Lieut. Ryan Huddleston of LMC Police Services said when implementing policies they always work with Student Services “at all colleges, district wide.”
This law could have flaws said EMS student Amanita Cornejo.
“How do you know if someone’s level of consciousness is not there?” she asked rhetorically, adding the new standard could present problems because you might not be able to tell if someone is too intoxicated. She also wondered how would you be able to prove intoxication after the fact.
But LMC student Hayden Birtle thinks SB 967 could help bring clarity when an unlawful act does happen.
“It’s able to deal with the gray area that has been in that spectrum of the law for awhile,” he said.

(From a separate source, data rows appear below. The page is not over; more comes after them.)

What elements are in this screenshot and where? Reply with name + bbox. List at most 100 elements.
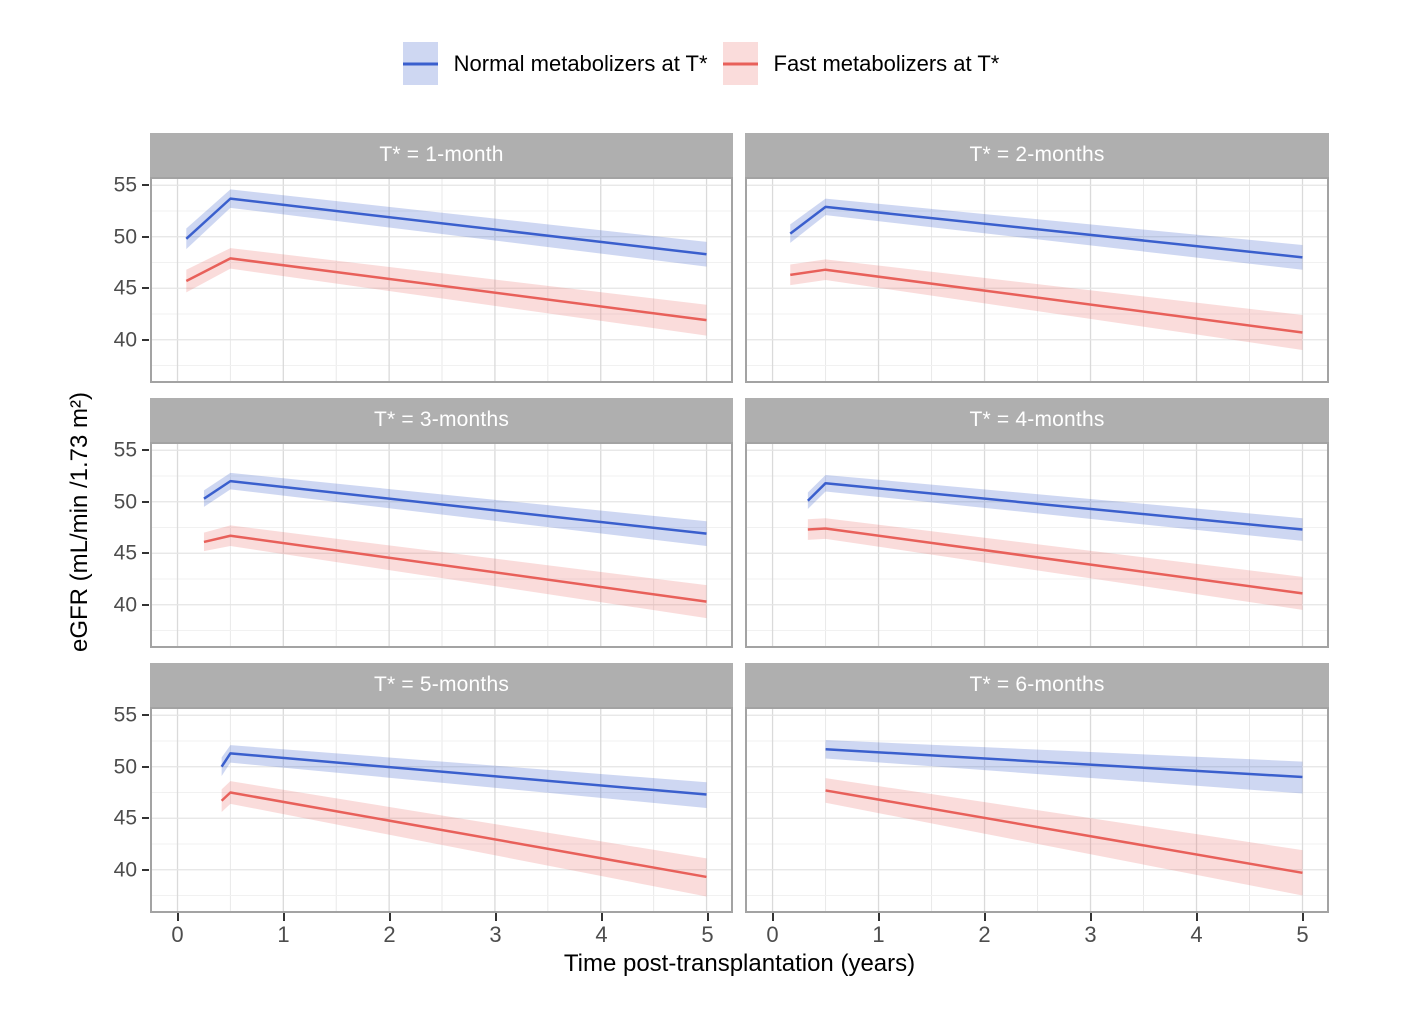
- y-tick-label: 55: [113, 703, 137, 727]
- y-tick-label: 55: [113, 438, 137, 462]
- facet-plot-area: [150, 442, 733, 648]
- y-tick-mark: [142, 765, 149, 768]
- facet-strip: T* = 6-months: [745, 663, 1329, 707]
- normal-ribbon: [807, 474, 1303, 541]
- x-tick-mark: [494, 913, 497, 921]
- legend-key-normal-line: [402, 62, 438, 65]
- y-axis-ticks-row2: 40 45 50 55: [0, 398, 150, 648]
- fast-line: [825, 789, 1303, 875]
- legend-label-fast: Fast metabolizers at T*: [773, 50, 1000, 76]
- facet-plot-area: [745, 177, 1329, 383]
- x-axis-title: Time post-transplantation (years): [563, 950, 916, 977]
- normal-line: [825, 747, 1303, 779]
- x-tick-label: 2: [978, 922, 991, 947]
- y-axis-ticks-row1: 40 45 50 55: [0, 133, 150, 383]
- x-tick-label: 1: [277, 922, 290, 947]
- panel-border: [150, 442, 733, 648]
- legend: Normal metabolizers at T* Fast metaboliz…: [0, 42, 1402, 85]
- normal-line: [789, 205, 1303, 259]
- fast-ribbon: [186, 248, 707, 336]
- x-tick-label: 2: [383, 922, 396, 947]
- y-tick-label: 40: [113, 858, 137, 882]
- facet-strip: T* = 4-months: [745, 398, 1329, 442]
- fast-line: [807, 527, 1303, 595]
- facet-plot-area: [150, 177, 733, 383]
- facet-5-months: T* = 5-months: [150, 663, 733, 913]
- panel-border: [150, 177, 733, 383]
- normal-ribbon: [221, 745, 707, 808]
- normal-line: [220, 752, 707, 796]
- facet-4-months: T* = 4-months: [745, 398, 1329, 648]
- y-tick-label: 55: [113, 173, 137, 197]
- y-tick-label: 50: [113, 225, 137, 249]
- legend-label-normal: Normal metabolizers at T*: [453, 50, 708, 76]
- y-tick-mark: [142, 552, 149, 555]
- y-tick-mark: [142, 500, 149, 503]
- legend-key-fast-line: [722, 62, 758, 65]
- x-tick-mark: [176, 913, 179, 921]
- x-tick-mark: [706, 913, 709, 921]
- y-tick-mark: [142, 338, 149, 341]
- y-tick-mark: [142, 184, 149, 187]
- normal-ribbon: [825, 739, 1303, 794]
- fast-line: [203, 534, 707, 603]
- fast-ribbon: [790, 259, 1303, 351]
- panel-border: [150, 707, 733, 913]
- facet-6-months: T* = 6-months: [745, 663, 1329, 913]
- y-tick-label: 45: [113, 541, 137, 565]
- x-tick-mark: [600, 913, 603, 921]
- y-tick-label: 50: [113, 755, 137, 779]
- fast-line: [790, 268, 1303, 334]
- x-tick-label: 3: [489, 922, 502, 947]
- x-axis-ticks-left: 0 1 2 3 4 5: [150, 913, 733, 959]
- y-tick-label: 45: [113, 806, 137, 830]
- y-tick-label: 45: [113, 276, 137, 300]
- x-tick-label: 5: [1296, 922, 1309, 947]
- x-tick-mark: [771, 913, 774, 921]
- facet-plot-area: [745, 707, 1329, 913]
- y-tick-mark: [142, 287, 149, 290]
- x-tick-label: 3: [1084, 922, 1097, 947]
- facet-3-months: T* = 3-months: [150, 398, 733, 648]
- fast-ribbon: [807, 518, 1303, 610]
- legend-item-normal: Normal metabolizers at T*: [402, 42, 708, 85]
- facet-plot-area: [150, 707, 733, 913]
- facet-gap: [733, 133, 745, 398]
- facet-1-month: T* = 1-month: [150, 133, 733, 383]
- normal-line: [806, 481, 1303, 531]
- y-tick-mark: [142, 449, 149, 452]
- legend-item-fast: Fast metabolizers at T*: [722, 42, 1000, 85]
- facet-grid: 40 45 50 55 T* = 1-month T* = 2-months 40 45…: [0, 133, 1329, 959]
- x-axis-spacer: [0, 913, 150, 959]
- panel-border: [745, 707, 1329, 913]
- facet-2-months: T* = 2-months: [745, 133, 1329, 383]
- x-tick-label: 4: [1190, 922, 1203, 947]
- x-tick-label: 1: [872, 922, 885, 947]
- x-tick-label: 0: [766, 922, 779, 947]
- y-axis-ticks-row3: 40 45 50 55: [0, 663, 150, 913]
- x-tick-label: 5: [701, 922, 714, 947]
- y-tick-label: 40: [113, 328, 137, 352]
- y-tick-mark: [142, 235, 149, 238]
- legend-key-normal-swatch: [402, 42, 438, 85]
- y-tick-mark: [142, 714, 149, 717]
- x-tick-mark: [282, 913, 285, 921]
- y-tick-mark: [142, 603, 149, 606]
- facet-gap: [733, 398, 745, 663]
- normal-line: [203, 479, 707, 535]
- x-tick-mark: [1089, 913, 1092, 921]
- facet-plot-area: [745, 442, 1329, 648]
- panel-border: [745, 442, 1329, 648]
- fast-line: [185, 257, 707, 322]
- x-tick-label: 0: [171, 922, 184, 947]
- facet-strip: T* = 5-months: [150, 663, 733, 707]
- normal-line: [185, 197, 707, 256]
- facet-strip: T* = 2-months: [745, 133, 1329, 177]
- x-tick-mark: [1301, 913, 1304, 921]
- panel-border: [745, 177, 1329, 383]
- fast-ribbon: [825, 778, 1303, 896]
- y-tick-label: 50: [113, 490, 137, 514]
- fast-line: [220, 791, 707, 879]
- facet-gap: [733, 663, 745, 913]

For students who are confused about whether consent for sexual activity has been granted, there is a new app for that. Good2Go was released the week of Sept. 23, shortly before Brown signed SB 967 into law. Students over the age of 18 can sign up by using their own mobile phone number and creating a password.
To obtain “affirmative consent” launch the Good2Go app and hand your phone to your prospective partner, who will be able to login as an existing user or sign up as a new user. Then there are three options for your partner to choose from:
1) No, thanks
2) Yes, but… we need to talk
3) I’m Good2Go.
If your partner is Good2go they will also need to indicate sobriety level: sober, mildly intoxicated, intoxicated but Good2Go, or pretty wasted. Consent is granted for every level of sobriety except pretty wasted.
According to information on its website, Sandton Technologies hopes the Good2Go app will “reduce the number of assaults and ‘regretted encounters’ by improving communications before the start of sexual activity” and said potential partners, by saying yes or no to sexual activity and declaring their intoxication level, are giving consent and avoiding misunderstandings.